Tribunal Administratif de Nantes — Décision N° TA44-2215734

mercredi 19 novembre 2025

JuridictionTribunal Administratif de Nantes
SectionTribunal Administratif de Nantes
N° DossierTA44-2215734
TypeDécision
RecoursExcès de pouvoir
Formation5ème Chambre
Avocat requérantPASTEUR

Résumé IA

Le Tribunal administratif de Nantes a été saisi d’un recours en excès de pouvoir contre le rejet implicite par l’OFII du recours préalable des requérants, ressortissants russes, contestant le refus de leur octroyer les conditions matérielles d’accueil. Le tribunal a rejeté la requête comme irrecevable, considérant qu’à la date de la décision litigieuse, les requérants ne disposaient plus du droit de se maintenir sur le territoire français, leur demande d’asile ayant été définitivement rejetée par la CNDA. Il a appliqué les articles L. 551-11, L. 551-13 et L. 542-1 du code de l’entrée et du séjour des étrangers et du droit d’asile, qui prévoient la fin des conditions matérielles d’accueil lorsque le droit au séjour prend fin.

Texte intégral

Vu la procédure suivante :

Par une requête, enregistrée le 30 novembre 2022, M. A... K... et Mme J... F... agissant tant en leur nom personnel qu’aux noms de leurs enfants mineurs E..., G..., I..., C..., B... H... et L... K..., représentés par Me Pasteur, demandent au tribunal :

1°) d’annuler la décision par laquelle le directeur général de l’Office français de l’immigration et de l’intégration (OFII) a implicitement rejeté leur recours préalable obligatoire qu’ils ont formé le 8 août 2022 contre la décision de la directrice territoriale de l’OFII du 20 juin 2022 leur refusant le bénéfice des conditions matérielles d’accueil ;

2°) d’enjoindre à l’OFII de leur octroyer les conditions matérielles d’accueil sous astreinte de 100 euros par jour de retard ;

3°) de mettre à la charge de l’OFII une somme de 1 500 euros à verser à leur conseil au titre des articles L. 761-1 du code de justice administrative et 37 de la loi du 10 juillet 1991.

Ils soutiennent que :
- la décision attaquée est entachée d’un défaut de motivation ;
- elle est intervenue au terme d’une procédure irrégulière dès lors qu’ils n’ont pas été mis en mesure de faire valoir leurs observations préalablement à son édiction en méconnaissance du 2 de l’article 41 de la charte des droits fondamentaux de l’Union européenne et de l’article
L. 551-16 du code de l'entrée et du séjour des étrangers et du droit d'asile ;
- elle n’a pas été précédée d’un examen particulier de leur situation personnelle et familiale, notamment au regard de leur vulnérabilité, en méconnaissance de l’article L. 551-15 du code de l'entrée et du séjour des étrangers et du droit d'asile ;
- elle méconnaît les dispositions des articles L. 551-16 et L. 522-1 du code de l'entrée et du séjour des étrangers et du droit d'asile.
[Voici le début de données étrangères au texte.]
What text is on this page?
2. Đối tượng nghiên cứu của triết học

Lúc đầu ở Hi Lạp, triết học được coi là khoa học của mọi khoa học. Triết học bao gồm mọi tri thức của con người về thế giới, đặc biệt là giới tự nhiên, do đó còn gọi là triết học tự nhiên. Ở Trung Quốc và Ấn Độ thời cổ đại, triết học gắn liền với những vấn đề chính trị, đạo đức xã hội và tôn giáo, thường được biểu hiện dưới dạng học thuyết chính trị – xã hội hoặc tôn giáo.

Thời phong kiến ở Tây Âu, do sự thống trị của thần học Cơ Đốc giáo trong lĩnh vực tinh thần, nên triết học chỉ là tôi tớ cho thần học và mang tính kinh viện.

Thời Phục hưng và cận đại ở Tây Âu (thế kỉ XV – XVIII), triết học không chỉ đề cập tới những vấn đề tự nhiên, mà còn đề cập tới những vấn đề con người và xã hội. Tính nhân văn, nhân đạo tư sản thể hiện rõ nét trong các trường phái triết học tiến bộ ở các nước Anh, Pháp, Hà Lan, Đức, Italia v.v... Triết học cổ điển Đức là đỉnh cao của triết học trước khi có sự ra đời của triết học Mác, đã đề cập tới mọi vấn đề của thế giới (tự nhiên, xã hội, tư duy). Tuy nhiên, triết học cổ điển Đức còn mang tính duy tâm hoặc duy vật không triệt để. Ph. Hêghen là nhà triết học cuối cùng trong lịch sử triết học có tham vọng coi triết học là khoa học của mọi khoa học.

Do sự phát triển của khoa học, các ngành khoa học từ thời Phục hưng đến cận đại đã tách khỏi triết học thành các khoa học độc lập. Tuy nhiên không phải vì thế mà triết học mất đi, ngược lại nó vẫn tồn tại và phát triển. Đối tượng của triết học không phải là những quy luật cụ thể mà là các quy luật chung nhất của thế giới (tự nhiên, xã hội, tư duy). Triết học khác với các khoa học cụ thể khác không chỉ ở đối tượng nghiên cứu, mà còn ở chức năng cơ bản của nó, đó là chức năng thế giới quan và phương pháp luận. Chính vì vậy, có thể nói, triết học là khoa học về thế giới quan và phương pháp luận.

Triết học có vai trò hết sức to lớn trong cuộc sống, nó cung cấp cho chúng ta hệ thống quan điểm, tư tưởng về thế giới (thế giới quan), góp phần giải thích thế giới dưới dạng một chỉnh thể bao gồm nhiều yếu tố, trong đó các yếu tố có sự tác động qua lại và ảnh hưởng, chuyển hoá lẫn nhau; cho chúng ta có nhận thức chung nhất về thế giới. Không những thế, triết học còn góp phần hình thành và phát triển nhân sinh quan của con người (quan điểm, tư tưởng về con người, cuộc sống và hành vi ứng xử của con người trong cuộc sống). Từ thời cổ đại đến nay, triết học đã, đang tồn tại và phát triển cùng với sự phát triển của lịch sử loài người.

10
Par un mémoire en défense, enregistré le 2 mai 2024, l’OFII conclut au rejet de la requête.

Il soutient que :
- la requête est irrecevable dès lors qu’à la date de la décision litigieuse, les requérants ne disposaient plus du droit à se maintenir sur le territoire français ;
- les moyens soulevés par M. K... et Mme F... ne sont pas fondés.

M. K... et Mme F... ont été admis au bénéfice de l’aide juridictionnelle totale par une décision du 6 décembre 2022.

Vu les autres pièces du dossier.

Vu :
- le code de l'entrée et du séjour des étrangers et du droit d'asile ;
- le code des relations entre le public et l'administration ;
- la loi n° 91-647 du 10 juillet 1991 ;
- le code de justice administrative.

La présidente de la formation de jugement a dispensé le rapporteur public, sur sa proposition, de prononcer des conclusions à l’audience.

Les parties ont été régulièrement averties du jour de l’audience.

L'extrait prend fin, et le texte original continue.